L’État a engagé cette réduction sans concertation, dans une loi de programmation des finances publiques. La copie était mal rédigée. Il s’agissait pour Bercy de tendre la main à la Commission européenne pour demander le report à 2017 de la réduction du déficit public à 3 %.
Je veux profiter de l’occasion pour tordre le cou à certains canards qui volent malgré eux !
Des propos sont répétés servilement par des instances de réflexion qui ne connaissent ni la réalité du terrain, ni la place des services publics dans la tenue de notre territoire et de notre cohésion sociale, ni le rôle d’agents économiques que les collectivités locales entretiennent au titre de la restitution de la commande publique pour préserver l’investissement public et l’emploi de proximité, ni la capacité de levier que notre loi fondamentale leur confère au titre de la libre administration des collectivités territoriales en leur permettant de lever l’impôt.
En 2014, on a commis l’erreur de sacrifier les collectivités locales sur l’autel de l’absence de réformes structurelles au cours du quinquennat.
Si l’image d’un gouvernement faisant les poches aux collectivités locales a rencontré un tel succès lors des questions d’actualité dans une assemblée qui représente les territoires, c’est bien qu’elle recouvre une part de vérité. Le fait que l’État n’assume pas ses responsabilités crée un sentiment d’injustice.
Par les dotations, l’État verse aux collectivités locales des crédits qu’il leur doit en raison des compétences qu’il leur a transférées, des responsabilités qu’il leur a accordées et du choix qu’il a fait de leur attribuer des impôts de dimension nationale pour permettre un effort de contribution et de solidarité.
Les décisions qui ont été prises sont trop lourdes. Elles portent les germes de la très grande difficulté que connaît notre économie aujourd’hui et du ralentissement dramatique de l’investissement public sur le terrain.
Nous n’avons eu de cesse de le dénoncer depuis deux ans.

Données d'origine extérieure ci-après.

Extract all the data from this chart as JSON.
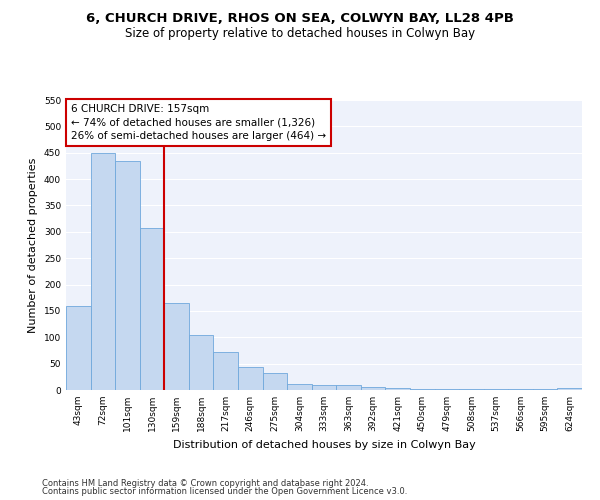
{
  "title": "6, CHURCH DRIVE, RHOS ON SEA, COLWYN BAY, LL28 4PB",
  "subtitle": "Size of property relative to detached houses in Colwyn Bay",
  "xlabel": "Distribution of detached houses by size in Colwyn Bay",
  "ylabel": "Number of detached properties",
  "categories": [
    "43sqm",
    "72sqm",
    "101sqm",
    "130sqm",
    "159sqm",
    "188sqm",
    "217sqm",
    "246sqm",
    "275sqm",
    "304sqm",
    "333sqm",
    "363sqm",
    "392sqm",
    "421sqm",
    "450sqm",
    "479sqm",
    "508sqm",
    "537sqm",
    "566sqm",
    "595sqm",
    "624sqm"
  ],
  "values": [
    160,
    449,
    435,
    307,
    165,
    105,
    73,
    44,
    33,
    11,
    10,
    10,
    5,
    3,
    2,
    1,
    1,
    1,
    1,
    1,
    4
  ],
  "bar_color": "#c5d8f0",
  "bar_edge_color": "#6fa8dc",
  "vline_color": "#cc0000",
  "annotation_title": "6 CHURCH DRIVE: 157sqm",
  "annotation_line1": "← 74% of detached houses are smaller (1,326)",
  "annotation_line2": "26% of semi-detached houses are larger (464) →",
  "annotation_box_color": "#cc0000",
  "annotation_text_color": "#000000",
  "annotation_bg": "#ffffff",
  "ylim": [
    0,
    550
  ],
  "yticks": [
    0,
    50,
    100,
    150,
    200,
    250,
    300,
    350,
    400,
    450,
    500,
    550
  ],
  "footnote1": "Contains HM Land Registry data © Crown copyright and database right 2024.",
  "footnote2": "Contains public sector information licensed under the Open Government Licence v3.0.",
  "background_color": "#eef2fb",
  "grid_color": "#ffffff",
  "fig_background": "#ffffff",
  "title_fontsize": 9.5,
  "subtitle_fontsize": 8.5,
  "axis_label_fontsize": 8,
  "tick_fontsize": 6.5,
  "footnote_fontsize": 6,
  "annotation_fontsize": 7.5
}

Je parle évidemment des maires de France et des présidents d’intercommunalité. Ce n’est pas un problème de droite et de gauche ou de majorité et d’opposition ! Chacun a apporté sa contribution lors de la journée de mobilisation du 19 septembre en fonction de sa propre sensibilité. Certes, le mode d’expression varie selon le jugement porté sur l’action du Gouvernement. Mais l’immense majorité, voire la quasi-totalité des maires ont accompagné ce mouvement inédit et historique pour demander la remise en cause de la réduction des dotations de l’État aux collectivités locales.
Le mouvement a été si profond et puissant, car il s’appuie sur la claire conscience qu’une telle décision aboutit à l’effondrement de l’investissement public de proximité. Nous constatons à présent les dégâts que cela entraîne pour le bâtiment et les travaux publics. On annonce la suppression de dizaines de milliers d’emplois d’ici à 2017 sur l’ensemble de notre territoire.

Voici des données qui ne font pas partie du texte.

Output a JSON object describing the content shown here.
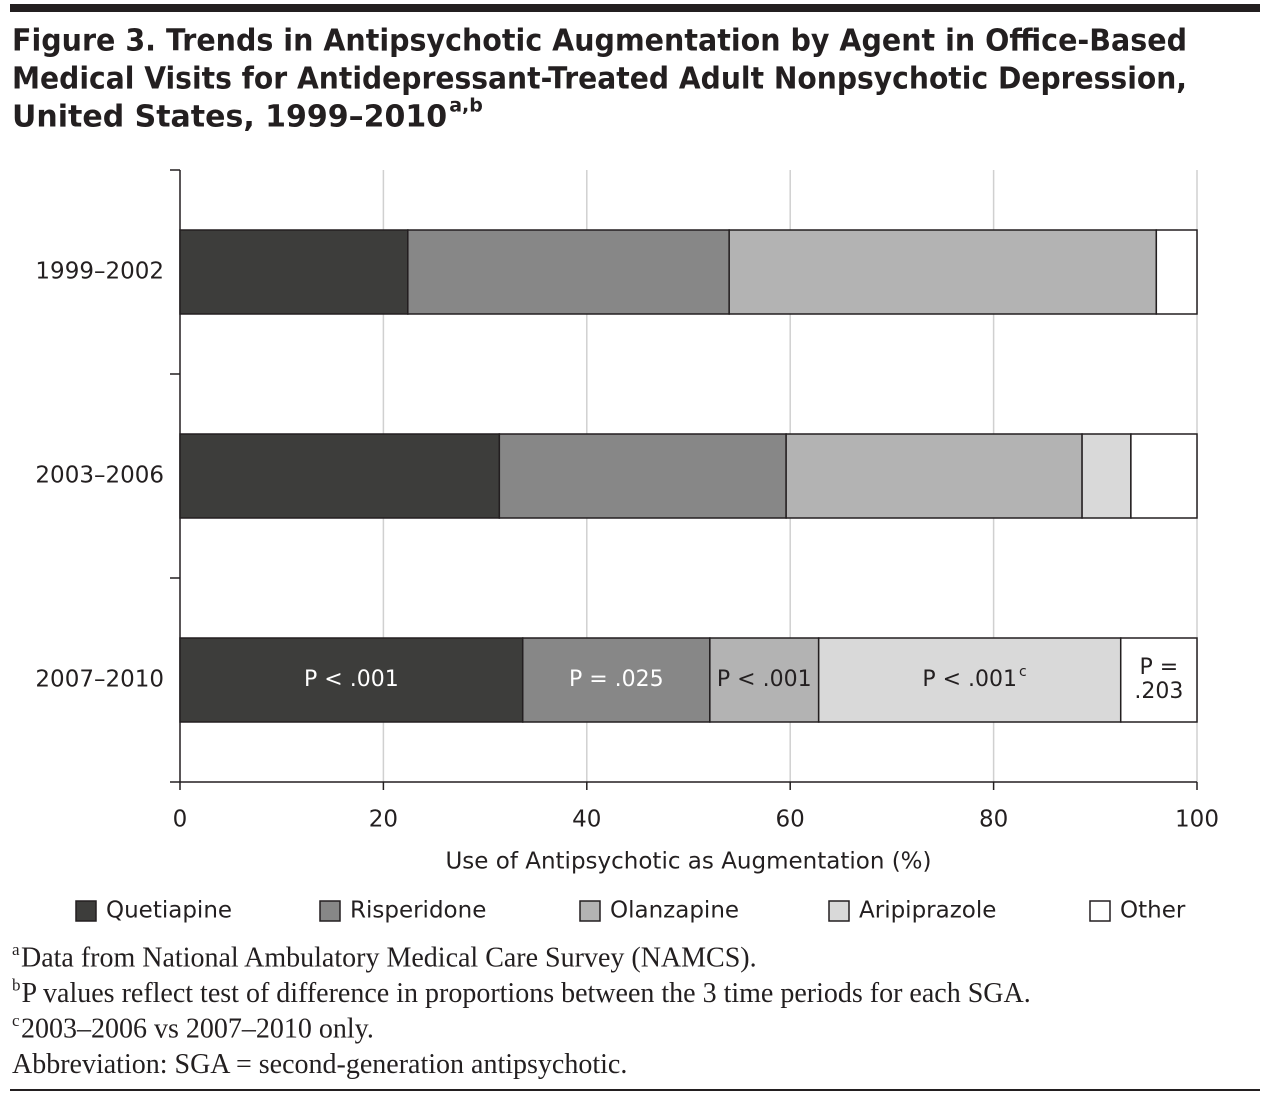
{
  "chart_data": {
    "type": "stacked-bar-horizontal",
    "title_lines": [
      "Figure 3. Trends in Antipsychotic Augmentation by Agent in Office-Based",
      "Medical Visits for Antidepressant-Treated Adult Nonpsychotic Depression,",
      "United States, 1999–2010"
    ],
    "title_sup": "a,b",
    "categories": [
      "1999–2002",
      "2003–2006",
      "2007–2010"
    ],
    "series": [
      {
        "name": "Quetiapine",
        "color": "#3d3d3b",
        "values": [
          22.4,
          31.4,
          33.7
        ]
      },
      {
        "name": "Risperidone",
        "color": "#878787",
        "values": [
          31.6,
          28.2,
          18.4
        ]
      },
      {
        "name": "Olanzapine",
        "color": "#b3b3b3",
        "values": [
          42.0,
          29.1,
          10.7
        ]
      },
      {
        "name": "Aripiprazole",
        "color": "#d9d9d9",
        "values": [
          0,
          4.8,
          29.7
        ]
      },
      {
        "name": "Other",
        "color": "#ffffff",
        "values": [
          4.0,
          6.5,
          7.5
        ]
      }
    ],
    "segment_labels": [
      {
        "lines": [
          "P < .001"
        ]
      },
      {
        "lines": [
          "P = .025"
        ]
      },
      {
        "lines": [
          "P < .001"
        ]
      },
      {
        "lines": [
          "P < .001"
        ],
        "sup": "c"
      },
      {
        "lines": [
          "P =",
          ".203"
        ]
      }
    ],
    "x_label": "Use of Antipsychotic as Augmentation (%)",
    "xlim": [
      0,
      100
    ],
    "xticks": [
      0,
      20,
      40,
      60,
      80,
      100
    ],
    "grid": true,
    "footnotes": [
      {
        "sup": "a",
        "text": "Data from National Ambulatory Medical Care Survey (NAMCS)."
      },
      {
        "sup": "b",
        "text": "P values reflect test of difference in proportions between the 3 time periods for each SGA."
      },
      {
        "sup": "c",
        "text": "2003–2006 vs 2007–2010 only."
      },
      {
        "text": "Abbreviation: SGA = second-generation antipsychotic."
      }
    ]
  }
}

Madame la secrétaire d'État, vous n’ignorez pas cette contestation. Nous allons engager un bras de fer avec l’État. Vous n’êtes membre du Gouvernement que depuis peu. En tant que parlementaire, vous aviez bataillé sur le texte qui est devenu la loi du 7 août 2015 portant nouvelle organisation territoriale de la République. Vos nouvelles fonctions ne doivent pas vous faire oublier vos anciennes positions. Votre qualité d’ancienne élue locale m’amène naturellement à flatter votre fibre de représentante d’un territoire. Vous devriez pouvoir comprendre nos préoccupations.
Le premier canard qui vole concerne l’ampleur de l’effort demandé aux collectivités locales. Nous maintenons que celui-ci est de l’ordre de 28 milliards d’euros. Le Gouvernement conteste ce chiffre depuis deux ans et avance celui de 11 milliards d’euros.
En tant qu’ancien ministre du budget, je vais vous démontrer la justesse de notre estimation.
Le montant global de la dotation globale de fonctionnement était de 41, 5 milliards d’euros en 2013. Si on l’avait simplement gelé, l’inflation étant restée modeste ces deux dernières années, et l’évolution du coût de la vie pouvant être considérée comme marginale, le montant de la dotation serait resté relativement inchangé entre 2013 et 2017 ; je laisse à vos conseillers le soin de faire le calcul sur ce point. Cinq années de dotations au montant de 2013, cela représente 207 milliards d’euros. Or, avec les baisses cumulées décidées par le Gouvernement, les collectivités territoriales ne recevront sur cette même période que 179 milliards d’euros.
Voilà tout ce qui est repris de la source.